The download strategy is controlled by the AIM_DOWNLOADER_PROTOCOL environment variable, which specifies a comma-separated sequence of protocols to try in order.

Default: XET,HF_TRANSFER

This can be overridden at three levels (highest precedence first):

Per-artifact via AIMArtifact.spec.env
Per-namespace via AIMRuntimeConfig.spec.env
Cluster-wide via AIMClusterRuntimeConfig.spec.env

Example: Override per artifact#

apiVersion: aim.eai.amd.com/v1alpha1
kind: AIMArtifact
metadata:
  name: my-model
spec:
  sourceUri: hf://Qwen/Qwen3-32B
  env:
    - name: AIM_DOWNLOADER_PROTOCOL
      value: "HTTP"

Example: Cluster-wide default#

apiVersion: aim.eai.amd.com/v1alpha1
kind: AIMClusterRuntimeConfig
metadata:
  name: default
spec:
  env:
    - name: AIM_DOWNLOADER_PROTOCOL
      value: "XET,XET,HTTP"

Observing Download Status#

During downloads, the artifact’s status.download field is updated by the downloader pod with protocol attempt metadata:

status:
  download:
    protocol: HTTP          # Currently active protocol
    attempt: 2              # Current attempt number (1-based)
    totalAttempts: 3        # Total attempts in the sequence
    protocolSequence: "XET,XET,HTTP"
    message: Complete       # Human-readable status

View these fields with:

kubectl get aimart -o wide          # Protocol and Attempt columns (priority=1)
kubectl get aimart my-model -o yaml # Full status.download details

How Protocol Switching Works#

The downloader iterates through the protocol sequence left to right
For each protocol, the appropriate HuggingFace environment variables are set (HF_HUB_DISABLE_XET, HF_HUB_ENABLE_HF_TRANSFER)
If a protocol fails, any .incomplete files are cleaned before switching to the next protocol
Already-completed files are skipped regardless of protocol (metadata-based)
If all protocols are exhausted, the Job fails and Kubernetes retries via backoffLimit

Download Verification#

After each download, AIM Engine performs a two-stage verification to ensure all model files are correctly persisted:

File presence check — The downloader independently queries HuggingFace for the expected file list (respecting any download filters), then verifies that every expected file exists on disk.
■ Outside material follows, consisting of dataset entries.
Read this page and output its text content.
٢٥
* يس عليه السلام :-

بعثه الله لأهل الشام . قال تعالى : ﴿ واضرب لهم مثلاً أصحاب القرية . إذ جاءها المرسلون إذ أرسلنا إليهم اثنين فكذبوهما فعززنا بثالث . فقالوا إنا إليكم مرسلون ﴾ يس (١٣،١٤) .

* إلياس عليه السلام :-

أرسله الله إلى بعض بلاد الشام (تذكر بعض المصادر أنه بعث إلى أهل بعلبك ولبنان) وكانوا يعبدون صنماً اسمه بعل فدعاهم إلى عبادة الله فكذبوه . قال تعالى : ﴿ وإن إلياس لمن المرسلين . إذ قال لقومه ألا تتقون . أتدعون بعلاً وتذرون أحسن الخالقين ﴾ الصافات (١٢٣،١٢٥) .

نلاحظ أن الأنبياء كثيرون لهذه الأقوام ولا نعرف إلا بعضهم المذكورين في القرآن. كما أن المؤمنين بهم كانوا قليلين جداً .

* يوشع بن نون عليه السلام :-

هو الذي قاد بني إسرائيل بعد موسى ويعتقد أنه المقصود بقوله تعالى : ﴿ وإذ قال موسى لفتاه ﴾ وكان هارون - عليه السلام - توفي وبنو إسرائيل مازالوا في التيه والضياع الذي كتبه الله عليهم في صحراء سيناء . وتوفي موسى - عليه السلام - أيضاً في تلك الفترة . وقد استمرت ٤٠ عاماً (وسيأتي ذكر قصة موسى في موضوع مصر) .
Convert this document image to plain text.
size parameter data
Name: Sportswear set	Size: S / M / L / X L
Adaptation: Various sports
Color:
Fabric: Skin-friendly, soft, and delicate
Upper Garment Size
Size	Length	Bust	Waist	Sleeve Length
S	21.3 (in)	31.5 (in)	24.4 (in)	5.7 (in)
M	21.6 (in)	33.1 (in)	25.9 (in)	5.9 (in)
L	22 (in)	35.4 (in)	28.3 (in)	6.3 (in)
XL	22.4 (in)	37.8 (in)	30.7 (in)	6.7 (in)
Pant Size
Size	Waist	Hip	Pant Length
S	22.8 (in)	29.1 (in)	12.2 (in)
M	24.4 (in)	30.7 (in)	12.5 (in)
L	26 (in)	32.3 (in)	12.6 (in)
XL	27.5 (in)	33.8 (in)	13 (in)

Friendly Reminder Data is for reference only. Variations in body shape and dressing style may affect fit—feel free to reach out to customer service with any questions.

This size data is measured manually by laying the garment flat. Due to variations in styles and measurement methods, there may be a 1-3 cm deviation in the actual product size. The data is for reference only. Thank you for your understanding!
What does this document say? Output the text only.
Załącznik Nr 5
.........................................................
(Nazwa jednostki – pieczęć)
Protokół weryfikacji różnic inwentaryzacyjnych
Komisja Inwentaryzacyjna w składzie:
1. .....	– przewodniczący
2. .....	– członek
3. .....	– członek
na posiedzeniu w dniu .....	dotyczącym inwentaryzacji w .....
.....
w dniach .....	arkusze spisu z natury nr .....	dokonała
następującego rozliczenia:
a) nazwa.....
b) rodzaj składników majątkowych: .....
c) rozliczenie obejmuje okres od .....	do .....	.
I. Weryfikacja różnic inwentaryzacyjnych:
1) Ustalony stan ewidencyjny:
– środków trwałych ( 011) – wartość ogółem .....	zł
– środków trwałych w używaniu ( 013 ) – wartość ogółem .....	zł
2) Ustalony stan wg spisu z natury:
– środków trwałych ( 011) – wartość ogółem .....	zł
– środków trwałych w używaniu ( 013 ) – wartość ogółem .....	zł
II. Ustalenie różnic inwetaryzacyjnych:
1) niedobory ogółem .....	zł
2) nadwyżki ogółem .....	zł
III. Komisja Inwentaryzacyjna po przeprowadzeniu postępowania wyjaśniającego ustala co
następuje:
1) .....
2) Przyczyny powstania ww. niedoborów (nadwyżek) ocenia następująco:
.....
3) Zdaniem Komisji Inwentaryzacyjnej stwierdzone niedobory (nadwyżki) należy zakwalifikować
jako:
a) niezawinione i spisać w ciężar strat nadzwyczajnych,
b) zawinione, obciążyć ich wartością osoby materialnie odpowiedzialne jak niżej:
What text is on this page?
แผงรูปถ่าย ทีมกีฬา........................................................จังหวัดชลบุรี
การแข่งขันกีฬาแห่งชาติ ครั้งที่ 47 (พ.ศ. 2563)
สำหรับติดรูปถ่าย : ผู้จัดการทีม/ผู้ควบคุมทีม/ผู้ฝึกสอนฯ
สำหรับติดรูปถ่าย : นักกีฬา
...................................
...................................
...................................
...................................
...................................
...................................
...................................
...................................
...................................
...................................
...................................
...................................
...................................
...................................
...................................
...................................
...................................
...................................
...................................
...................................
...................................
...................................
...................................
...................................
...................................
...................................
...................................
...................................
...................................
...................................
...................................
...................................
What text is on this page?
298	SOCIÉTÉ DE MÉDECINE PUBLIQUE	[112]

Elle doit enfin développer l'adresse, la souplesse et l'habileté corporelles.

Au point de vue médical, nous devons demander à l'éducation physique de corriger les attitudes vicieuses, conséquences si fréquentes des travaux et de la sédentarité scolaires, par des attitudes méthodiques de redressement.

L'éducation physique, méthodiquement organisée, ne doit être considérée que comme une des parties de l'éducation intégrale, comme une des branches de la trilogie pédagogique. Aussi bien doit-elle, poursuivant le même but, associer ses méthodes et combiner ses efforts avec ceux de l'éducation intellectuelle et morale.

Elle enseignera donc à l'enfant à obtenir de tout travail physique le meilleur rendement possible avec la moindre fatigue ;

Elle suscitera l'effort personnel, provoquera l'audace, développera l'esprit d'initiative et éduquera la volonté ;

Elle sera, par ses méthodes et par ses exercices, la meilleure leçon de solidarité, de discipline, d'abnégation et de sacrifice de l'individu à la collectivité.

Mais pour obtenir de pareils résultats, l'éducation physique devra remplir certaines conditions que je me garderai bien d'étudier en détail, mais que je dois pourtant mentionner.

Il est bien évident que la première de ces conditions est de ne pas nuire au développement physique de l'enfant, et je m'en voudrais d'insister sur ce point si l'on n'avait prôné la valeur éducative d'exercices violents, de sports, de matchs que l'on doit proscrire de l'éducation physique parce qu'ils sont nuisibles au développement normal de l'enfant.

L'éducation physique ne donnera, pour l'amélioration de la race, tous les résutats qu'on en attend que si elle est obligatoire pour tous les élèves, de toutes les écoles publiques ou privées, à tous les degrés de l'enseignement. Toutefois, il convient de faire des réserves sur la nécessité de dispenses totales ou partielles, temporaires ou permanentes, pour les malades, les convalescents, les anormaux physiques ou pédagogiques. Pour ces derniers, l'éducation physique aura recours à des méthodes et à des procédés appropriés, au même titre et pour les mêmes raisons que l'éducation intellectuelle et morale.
Each verified file is explicitly fsynced to ensure it has been written to the underlying storage, which is particularly important on network filesystems. If any files are missing, the download job fails, triggering a retry.
Integrity verification — The downloader runs hf cache verify to validate file checksums against HuggingFace metadata. If integrity verification fails, the local metadata cache is cleared by default so that the retry performs a full fresh download rather than skipping files based on stale metadata.

To preserve the metadata cache on failure (e.g., for debugging), set the AIM_KEEP_METADATA_ON_FAILURE environment variable. See Environment Variables for details.